Julian Castro BELatina

When former housing secretary and San Antonio mayor Julián Castro announced his candidacy in the Democratic primary, many of us were torn between emotion and skepticism.

We knew that the political apparatus that the Democrats must confront in 2020 requires a solid candidate who has learned from the mistakes of 2016, and who will be able to convince a huge mass of voters to take to the polling stations.

But it seems that Donald Trump’s government has been so controversial that many felt they could beat him at the game.

More than a dozen candidates, of all backgrounds and colors, threw their hat into the ring to convince the Democratic electorate and perhaps some Republicans that the country could be on a better path, within twelve months.

Among women, people of color and, again, Bernie Sanders, a Latino emerged: Julián Castro, a second-generation immigrant and proof in the flesh that the American dream is possible.

As his opponents spread out across the mainland, Castro stepped first into Puerto Rico, announced a grassroots political campaign, and put on the table a bold political project that included everyone, regardless of race, color, or creed.

Castro advocated for immigrants with a comprehensive immigration reform, spoke to the LGBTQ community, named all people of color who had died at the hands of law enforcement, and even proposed new policies to improve the quality of life for people with disabilities. Within the framework of objectivity, the former housing secretary had one of the most comprehensive and doable campaign projects of all the candidates.
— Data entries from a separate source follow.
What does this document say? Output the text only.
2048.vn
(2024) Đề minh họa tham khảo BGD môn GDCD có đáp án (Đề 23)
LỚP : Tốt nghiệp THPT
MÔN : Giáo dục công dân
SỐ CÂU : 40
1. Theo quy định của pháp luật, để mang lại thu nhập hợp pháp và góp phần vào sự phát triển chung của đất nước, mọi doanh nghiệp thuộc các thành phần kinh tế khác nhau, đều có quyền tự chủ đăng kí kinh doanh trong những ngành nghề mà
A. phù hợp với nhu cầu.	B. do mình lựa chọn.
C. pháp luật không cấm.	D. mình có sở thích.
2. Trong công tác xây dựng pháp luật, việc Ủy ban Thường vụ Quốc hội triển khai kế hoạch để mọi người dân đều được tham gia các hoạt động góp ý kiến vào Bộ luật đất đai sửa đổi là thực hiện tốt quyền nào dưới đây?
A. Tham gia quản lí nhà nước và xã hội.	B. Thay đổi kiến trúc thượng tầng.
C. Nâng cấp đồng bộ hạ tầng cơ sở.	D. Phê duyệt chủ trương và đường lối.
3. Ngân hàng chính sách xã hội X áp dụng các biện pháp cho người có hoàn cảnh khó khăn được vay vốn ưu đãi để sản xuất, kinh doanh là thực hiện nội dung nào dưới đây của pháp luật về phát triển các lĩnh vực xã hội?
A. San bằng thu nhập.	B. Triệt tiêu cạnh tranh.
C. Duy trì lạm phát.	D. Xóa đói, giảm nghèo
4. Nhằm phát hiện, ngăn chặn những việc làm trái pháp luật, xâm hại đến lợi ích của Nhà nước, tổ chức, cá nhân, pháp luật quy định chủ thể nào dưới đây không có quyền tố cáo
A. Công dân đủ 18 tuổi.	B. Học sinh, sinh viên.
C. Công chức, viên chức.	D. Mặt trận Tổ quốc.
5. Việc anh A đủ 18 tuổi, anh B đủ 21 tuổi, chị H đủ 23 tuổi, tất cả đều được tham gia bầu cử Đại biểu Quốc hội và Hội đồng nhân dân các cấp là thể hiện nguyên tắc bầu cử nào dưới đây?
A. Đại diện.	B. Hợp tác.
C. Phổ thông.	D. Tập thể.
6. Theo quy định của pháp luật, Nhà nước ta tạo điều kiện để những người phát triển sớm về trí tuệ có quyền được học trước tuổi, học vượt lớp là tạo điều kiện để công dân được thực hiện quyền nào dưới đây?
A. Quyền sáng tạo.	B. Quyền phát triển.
However, it was the Democratic establishment itself that hindered his career. During the month of October 2019, Castro announced that his campaign was at risk of coming to an end due to a lack of funds and that his position in the polls would prevent him from qualifying for new debates in the primaries.

What can a candidate do when his party’s largest platform shuts the door in his face?
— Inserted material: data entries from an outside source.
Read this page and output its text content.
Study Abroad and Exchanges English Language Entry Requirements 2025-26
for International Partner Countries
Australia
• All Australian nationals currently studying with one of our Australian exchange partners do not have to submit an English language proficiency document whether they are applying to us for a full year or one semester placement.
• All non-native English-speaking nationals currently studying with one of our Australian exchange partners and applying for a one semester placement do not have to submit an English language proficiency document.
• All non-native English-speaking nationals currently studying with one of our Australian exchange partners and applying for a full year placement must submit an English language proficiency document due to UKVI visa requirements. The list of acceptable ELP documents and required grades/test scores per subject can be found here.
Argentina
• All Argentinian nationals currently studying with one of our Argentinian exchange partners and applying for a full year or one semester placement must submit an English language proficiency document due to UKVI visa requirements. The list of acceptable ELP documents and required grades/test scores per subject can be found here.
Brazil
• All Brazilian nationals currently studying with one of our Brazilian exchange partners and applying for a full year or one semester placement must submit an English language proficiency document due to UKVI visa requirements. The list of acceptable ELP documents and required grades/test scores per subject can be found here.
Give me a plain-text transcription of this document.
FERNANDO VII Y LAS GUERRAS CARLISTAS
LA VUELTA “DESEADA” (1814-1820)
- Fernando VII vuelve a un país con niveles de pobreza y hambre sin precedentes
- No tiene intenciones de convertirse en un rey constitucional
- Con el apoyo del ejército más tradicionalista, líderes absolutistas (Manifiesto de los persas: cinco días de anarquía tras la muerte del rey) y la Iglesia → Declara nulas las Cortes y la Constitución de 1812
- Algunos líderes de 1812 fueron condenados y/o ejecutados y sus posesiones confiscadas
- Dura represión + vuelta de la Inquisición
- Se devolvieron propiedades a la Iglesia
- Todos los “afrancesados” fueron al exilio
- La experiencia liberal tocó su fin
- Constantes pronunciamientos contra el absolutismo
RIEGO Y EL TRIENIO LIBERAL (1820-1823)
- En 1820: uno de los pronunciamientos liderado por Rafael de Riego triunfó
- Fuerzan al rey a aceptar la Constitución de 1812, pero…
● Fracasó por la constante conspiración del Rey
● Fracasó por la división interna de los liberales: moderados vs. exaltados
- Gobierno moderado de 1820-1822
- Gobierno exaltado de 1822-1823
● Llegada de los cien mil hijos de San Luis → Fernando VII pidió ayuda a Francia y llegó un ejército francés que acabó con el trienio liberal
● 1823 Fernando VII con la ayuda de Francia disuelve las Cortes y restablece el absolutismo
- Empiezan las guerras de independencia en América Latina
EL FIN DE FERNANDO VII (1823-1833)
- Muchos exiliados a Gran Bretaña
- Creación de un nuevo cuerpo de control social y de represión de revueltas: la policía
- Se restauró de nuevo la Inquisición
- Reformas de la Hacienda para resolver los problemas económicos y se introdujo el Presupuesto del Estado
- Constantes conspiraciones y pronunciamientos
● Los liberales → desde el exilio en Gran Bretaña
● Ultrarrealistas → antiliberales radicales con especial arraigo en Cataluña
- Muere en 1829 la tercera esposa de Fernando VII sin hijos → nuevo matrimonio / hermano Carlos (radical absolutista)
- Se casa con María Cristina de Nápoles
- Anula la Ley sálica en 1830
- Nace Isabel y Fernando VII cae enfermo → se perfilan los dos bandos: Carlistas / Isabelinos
At the same time, billionaires like former New York Mayor Michael Bloomberg seemed to be making their way with fat checks and with what seemed like minimal effort, compared to other candidates who, from the beginning, struggled state by state to make their voices heard.

Candidates such as Senator Kamala Harris had to withdraw from the race, making the Democratic primary increasingly white and traditionalist.

Despite his efforts, Castro also announced a few days ago that he was ending his presidential race through a message on Twitter, where he thanked all of his supporters, and where he assured that “I’m going to keep fighting for an America where everyone counts.Perhaps, precisely, because he didn’t manage to count in his own party.

The mere fact that the Democratic primary is determined by a first round of voting in states as white as Iowa already speaks volumes about the political backwardness that the most progressive party in the country continues to suffer.

As the Texas Democratic Party Chairman Gilberto Hinojosa explained: “How you fare in Iowa and New Hampshire sets the tone for how your campaign continues, and when you have these two states that in no way represent the diversity of the Democratic Party, it makes it very difficult for minority candidates to get momentum,” he told Politico.

“If you’ve got people like Booker and Kamala Harris and Castro campaigning in places like Texas, California and South Carolina early on, they’re gonna get momentum,” he added. “They’re gonna get well known. They’re gonna start raising money. These were high-quality candidates and people who have credentials, who have a history of public service, who are smart, who have ideas and who I think represent where we’re at as a party on the issues important to Americans.”

Despite not having been able to get any further with his campaign for the presidency, Castro left with his head held high and making clear the real problem of politics in the country: the system.

“I very much see this as in keeping with our push in the Democratic Party for greater valid access and voting rights, that we change the way that we do our nominating process,” said the candidate in an interview with MSNBC. “I don’t believe we should have these caucuses.”

“It’s time for us to grow up as Democrats, and be willing to look at our own house. We have to complain and take action and file suit when Republicans trample on voting rights, but we can’t stop there. We actually have to improve how we do things as well, or else, there’s a little bit of hypocrisy there.”